May 26, 2012 at 2:30 - 3:30 pm
Senate & Board Chamber, Dining Hall Building, Wilfrid Laurier University

A robust innovation system can have a profoundly positive impact on communities when it translates into the creation of high quality jobs, industrial growth, new enterprises, improved public infrastructure and services, and a cleaner, healthier environment. Encouraging innovation has been a key policy objective for both provincial and federal governments.

As governments embrace this goal and look to our national institutions for support, they are placing new demands on universities to play a larger role in the cultural, economic and social lives of the communities in which they operate. This expanded role is creating new opportunities for universities to serve their communities and stakeholders in more complex and dynamic ways.

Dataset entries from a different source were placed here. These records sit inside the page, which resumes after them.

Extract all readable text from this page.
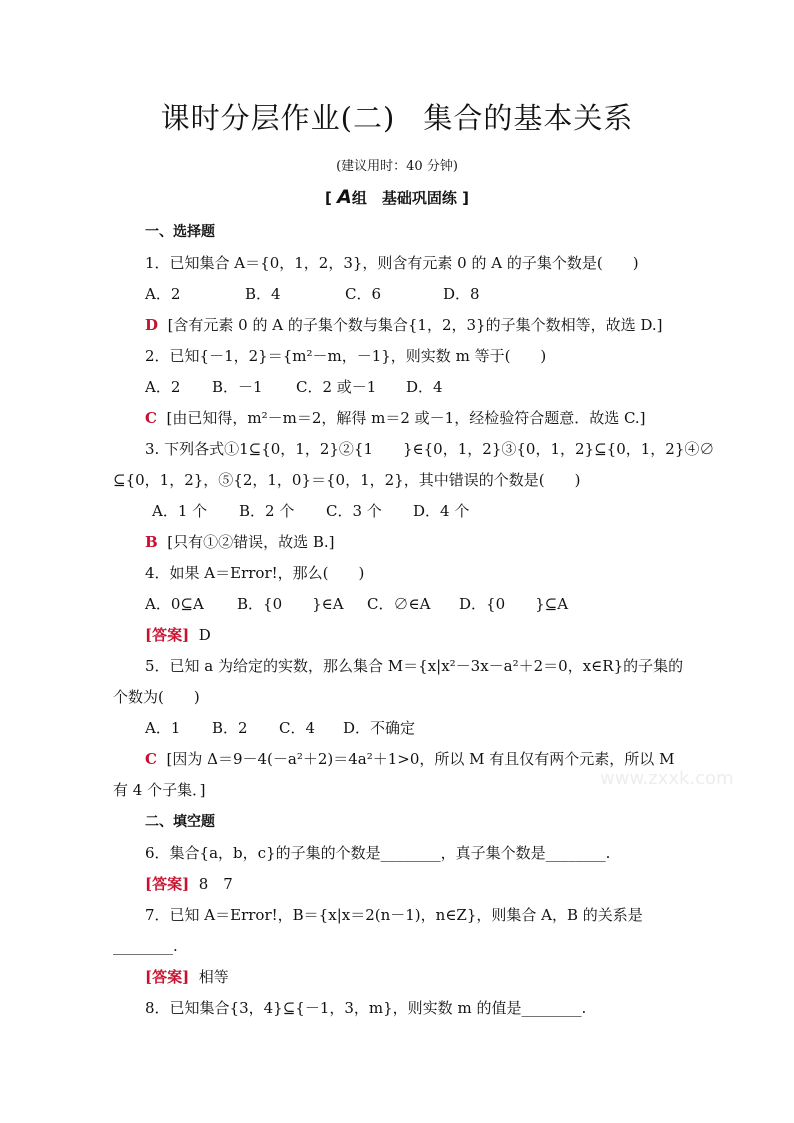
课时分层作业(二) 集合的基本关系
(建议用时：40 分钟)
[ A组　基础巩固练 ]
一、选择题
1．已知集合 A＝{0，1，2，3}，则含有元素 0 的 A 的子集个数是(　　)
A．2	B．4	C．6	D．8
D [含有元素 0 的 A 的子集个数与集合{1，2，3}的子集个数相等，故选 D.]
2．已知{－1，2}＝{m²－m，－1}，则实数 m 等于(　　)
A．2 B．－1 C．2 或－1 D．4
C [由已知得，m²－m＝2，解得 m＝2 或－1，经检验符合题意．故选 C.]
3. 下列各式①1⊆{0，1，2}②{1　　}∈{0，1，2}③{0，1，2}⊆{0，1，2}④∅
⊆{0，1，2}，⑤{2，1，0}＝{0，1，2}，其中错误的个数是(　　)
A．1 个 B．2 个 C．3 个 D．4 个
B [只有①②错误，故选 B.]
4．如果 A＝Error!，那么(　　)
A．0⊆A B．{0　　}∈A C．∅∈A D．{0　　}⊆A
[答案] D
5．已知 a 为给定的实数，那么集合 M＝{x|x²－3x－a²＋2＝0，x∈R}的子集的
个数为(　　)
A．1 B．2 C．4 D．不确定
C [因为 Δ＝9－4(－a²＋2)＝4a²＋1>0，所以 M 有且仅有两个元素，所以 M
有 4 个子集．]
二、填空题
6．集合{a，b，c}的子集的个数是________，真子集个数是________.
[答案] 8　7
7．已知 A＝Error!，B＝{x|x＝2(n－1)，n∈Z}，则集合 A，B 的关系是
________.
[答案] 相等
8．已知集合{3，4}⊆{－1，3，m}，则实数 m 的值是________.
www.zxxk.com
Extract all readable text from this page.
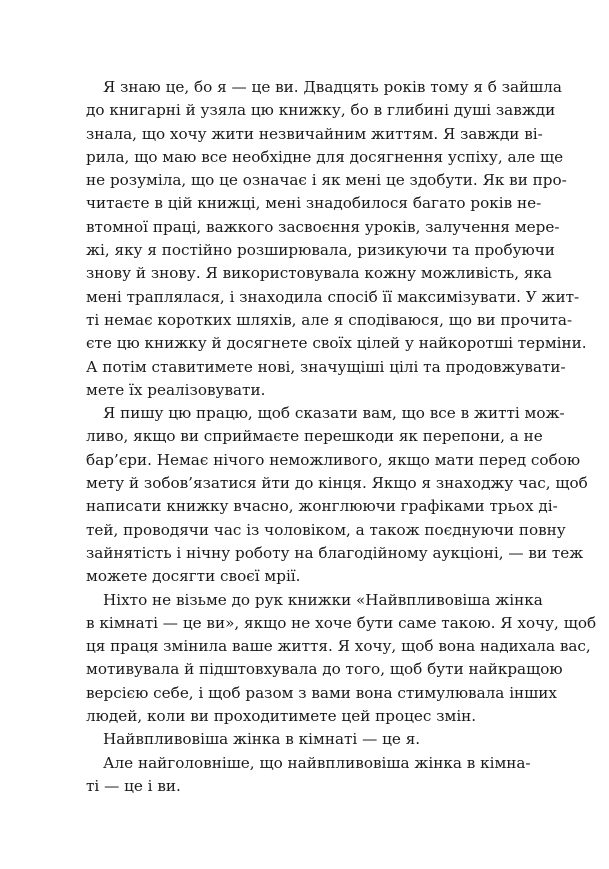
Я знаю це, бо я — це ви. Двадцять років тому я б зайшла
до книгарні й узяла цю книжку, бо в глибині душі завжди
знала, що хочу жити незвичайним життям. Я завжди ві-
рила, що маю все необхідне для досягнення успіху, але ще
не розуміла, що це означає і як мені це здобути. Як ви про-
читаєте в цій книжці, мені знадобилося багато років не-
втомної праці, важкого засвоєння уроків, залучення мере-
жі, яку я постійно розширювала, ризикуючи та пробуючи
знову й знову. Я використовувала кожну можливість, яка
мені траплялася, і знаходила спосіб її максимізувати. У жит-
ті немає коротких шляхів, але я сподіваюся, що ви прочита-
єте цю книжку й досягнете своїх цілей у найкоротші терміни.
А потім ставитимете нові, значущіші цілі та продовжувати-
мете їх реалізовувати.
Я пишу цю працю, щоб сказати вам, що все в житті мож-
ливо, якщо ви сприймаєте перешкоди як перепони, а не
бар’єри. Немає нічого неможливого, якщо мати перед собою
мету й зобов’язатися йти до кінця. Якщо я знаходжу час, щоб
написати книжку вчасно, жонглюючи графіками трьох ді-
тей, проводячи час із чоловіком, а також поєднуючи повну
зайнятість і нічну роботу на благодійному аукціоні, — ви теж
можете досягти своєї мрії.
Ніхто не візьме до рук книжки «Найвпливовіша жінка
в кімнаті — це ви», якщо не хоче бути саме такою. Я хочу, щоб
ця праця змінила ваше життя. Я хочу, щоб вона надихала вас,
мотивувала й підштовхувала до того, щоб бути найкращою
версією себе, і щоб разом з вами вона стимулювала інших
людей, коли ви проходитимете цей процес змін.
Найвпливовіша жінка в кімнаті — це я.
Але найголовніше, що найвпливовіша жінка в кімна-
ті — це і ви.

This “service to the community” model has also had an impact on the working life of academics. Terms such as “engaged scholarship,” “translational research” and “knowledge mobilization” have been added to a changing vocabulary as teaching and service move outside the university.

What do we mean by “service,” and how is the meaning changing? How do we define “community,” and how can we understand how working academics relate to the communities in which they work?

This panel, sponsored by the Canada Foundation for Innovation, will investigate new models of service in Canadian universities, looking specifically at how university leaders are defining “service” in their institutional, regional, national and global contexts.